There’s a zero percent increase, and there’s a zero increase.
The selectmen started their budget work Monday looking at a $38-million budget proposal for town departments and road work next year that would amount to a 0.58%. Getting it down to 0.00% would mean finding about $223,000 in cuts — in a budget proposal where jobs have already been reduced through both layoffs and retirements.
The current 2018-19 budget is $38,324,000, and the proposed 2019-20 budget the selectmen are working from is $38,547,000.
With $98 million for public school operations — the Board of Education is seeking a 3.43% increase — and $11 million in debt service, the entire town and school budget would go from $144,360,000 this year to $148,120,000 next year. That’s a 2.60% increase.
Of course, both town and school budgets will have to go from the selectmen and school board to the Board of Finance, and then to voters for approval.
To make the town-side budget work — even without trying to get it lower — will require some successful talking with town employee unions about health insurance, First Selectman Rudy Marconi told the selectmen.
“We put the budget model you’re looking at at 8%,” Marconi said of the health insurance increase. “It came in at 18%.”
The town is slated to pay $4,599,000 in health insurance this year, and the budget — assuming an 8% increase — shows the cost of the health plan increasing to $4,847,000. The difference between an 8% and an 18% increase is $459,000 — which would push the town’s health insurance cost over $5 million.
Marconi said he and Controller Kevin Redmond were exploring having the town participate in a state-organized employee health insurance plan.
“We feel confident in the 8% there,” he said. “But it requires re-opening all the contracts with the unions.”
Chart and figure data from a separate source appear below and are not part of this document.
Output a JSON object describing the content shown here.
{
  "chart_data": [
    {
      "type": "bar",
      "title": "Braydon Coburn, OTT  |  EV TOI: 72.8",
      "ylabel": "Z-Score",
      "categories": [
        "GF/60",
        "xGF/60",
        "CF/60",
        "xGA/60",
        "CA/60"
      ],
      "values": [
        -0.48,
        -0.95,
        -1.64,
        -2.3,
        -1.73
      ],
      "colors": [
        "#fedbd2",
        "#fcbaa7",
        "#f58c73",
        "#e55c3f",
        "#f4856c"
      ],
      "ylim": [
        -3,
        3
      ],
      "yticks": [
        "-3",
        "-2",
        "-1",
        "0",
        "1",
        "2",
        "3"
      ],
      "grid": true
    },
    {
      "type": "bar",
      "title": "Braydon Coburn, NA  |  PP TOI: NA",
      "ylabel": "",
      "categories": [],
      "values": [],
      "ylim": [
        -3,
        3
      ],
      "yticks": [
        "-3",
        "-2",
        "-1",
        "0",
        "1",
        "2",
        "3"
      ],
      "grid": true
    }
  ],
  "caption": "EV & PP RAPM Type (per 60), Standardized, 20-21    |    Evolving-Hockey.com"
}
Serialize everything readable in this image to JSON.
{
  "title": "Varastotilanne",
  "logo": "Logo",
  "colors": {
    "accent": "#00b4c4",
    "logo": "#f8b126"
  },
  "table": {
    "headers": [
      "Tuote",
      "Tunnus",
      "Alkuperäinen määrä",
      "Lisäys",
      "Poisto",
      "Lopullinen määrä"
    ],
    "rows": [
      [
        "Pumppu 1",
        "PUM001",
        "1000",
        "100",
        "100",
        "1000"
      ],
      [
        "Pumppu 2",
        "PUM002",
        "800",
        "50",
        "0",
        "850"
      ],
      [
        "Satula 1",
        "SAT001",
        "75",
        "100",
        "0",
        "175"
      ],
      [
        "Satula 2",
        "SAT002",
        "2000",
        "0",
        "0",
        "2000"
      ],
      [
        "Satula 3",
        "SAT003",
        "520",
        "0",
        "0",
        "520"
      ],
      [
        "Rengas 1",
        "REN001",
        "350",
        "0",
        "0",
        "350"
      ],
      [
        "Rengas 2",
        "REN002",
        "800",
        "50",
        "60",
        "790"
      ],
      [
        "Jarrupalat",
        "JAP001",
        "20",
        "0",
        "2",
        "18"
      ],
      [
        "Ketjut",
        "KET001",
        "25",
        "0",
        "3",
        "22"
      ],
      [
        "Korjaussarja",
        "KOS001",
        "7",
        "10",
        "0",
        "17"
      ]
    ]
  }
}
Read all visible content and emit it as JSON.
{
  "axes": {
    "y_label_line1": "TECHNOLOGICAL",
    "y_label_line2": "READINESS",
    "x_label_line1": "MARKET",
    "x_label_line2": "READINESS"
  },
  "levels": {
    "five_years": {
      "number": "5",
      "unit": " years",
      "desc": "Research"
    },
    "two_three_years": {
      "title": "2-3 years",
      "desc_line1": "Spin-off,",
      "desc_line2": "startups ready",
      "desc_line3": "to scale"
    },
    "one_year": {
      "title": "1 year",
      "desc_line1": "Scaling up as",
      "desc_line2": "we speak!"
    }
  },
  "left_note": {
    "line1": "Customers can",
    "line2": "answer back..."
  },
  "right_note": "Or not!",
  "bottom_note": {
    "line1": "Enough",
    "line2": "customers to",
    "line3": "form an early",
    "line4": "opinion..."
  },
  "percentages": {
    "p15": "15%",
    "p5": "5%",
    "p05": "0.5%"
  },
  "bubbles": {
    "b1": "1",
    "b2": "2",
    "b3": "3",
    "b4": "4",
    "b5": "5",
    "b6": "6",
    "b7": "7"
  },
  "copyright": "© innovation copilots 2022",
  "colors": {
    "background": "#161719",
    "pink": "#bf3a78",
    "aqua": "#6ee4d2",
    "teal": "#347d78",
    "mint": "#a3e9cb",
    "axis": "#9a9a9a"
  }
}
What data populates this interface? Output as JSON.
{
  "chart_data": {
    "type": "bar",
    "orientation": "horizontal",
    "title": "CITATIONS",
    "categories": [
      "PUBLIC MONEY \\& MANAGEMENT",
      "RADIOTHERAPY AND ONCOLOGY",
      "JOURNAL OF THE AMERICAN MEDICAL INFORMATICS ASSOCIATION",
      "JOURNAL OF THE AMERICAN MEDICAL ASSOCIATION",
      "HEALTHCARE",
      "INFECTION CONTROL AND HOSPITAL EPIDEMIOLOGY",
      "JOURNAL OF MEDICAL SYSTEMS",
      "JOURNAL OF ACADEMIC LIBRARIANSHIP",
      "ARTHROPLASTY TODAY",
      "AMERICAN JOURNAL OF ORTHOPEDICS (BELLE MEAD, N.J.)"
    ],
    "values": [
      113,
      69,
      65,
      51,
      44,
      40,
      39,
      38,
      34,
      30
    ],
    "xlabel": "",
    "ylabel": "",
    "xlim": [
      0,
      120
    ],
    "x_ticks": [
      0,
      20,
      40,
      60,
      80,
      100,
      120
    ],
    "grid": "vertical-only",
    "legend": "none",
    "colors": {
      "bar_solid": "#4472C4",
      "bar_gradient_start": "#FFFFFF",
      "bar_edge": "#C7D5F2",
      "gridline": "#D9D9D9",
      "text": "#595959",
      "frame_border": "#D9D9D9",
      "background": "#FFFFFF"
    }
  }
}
The 18% increase the town is looking at from private insurers is partly due to the town’s recent history of employees using their health insurance a lot.
“Our utilization rate was 150% of premium,” Marconi told fellow selectmen. “…We’ve had sickness, and there’s nothing you can do about it.”
He added that it’s important to maintain good health insurance that will pay for employees’ care when they need it.
To hold down costs, the town is also reducing the number of workers it has. Three employees were laid off and of the several people who left through an incentivized retirement program, three full-time positions are not being replaced. There were two positions where full-timers are being replaced by part-timers, along with the reorganization of duties.
Total savings from the program will be about $540,000 — the bulk of it in salaries but about $120,000 is from health insurance insurance savings, according to Marconi.
As they began their budget work Monday, Feb. 4, Marconi told fellow selectmen the cutting already done was driven by “our consensus to come in with a zero percent increase, because of the federal income tax changes,” which are expected to hit many Ridgefielders hard, due to the caps on deductions.
And the Board of Selectmen will be looking for more places to cut.
“It’s going to be tough,” Marconi said. “It’s going to be very, very difficult.”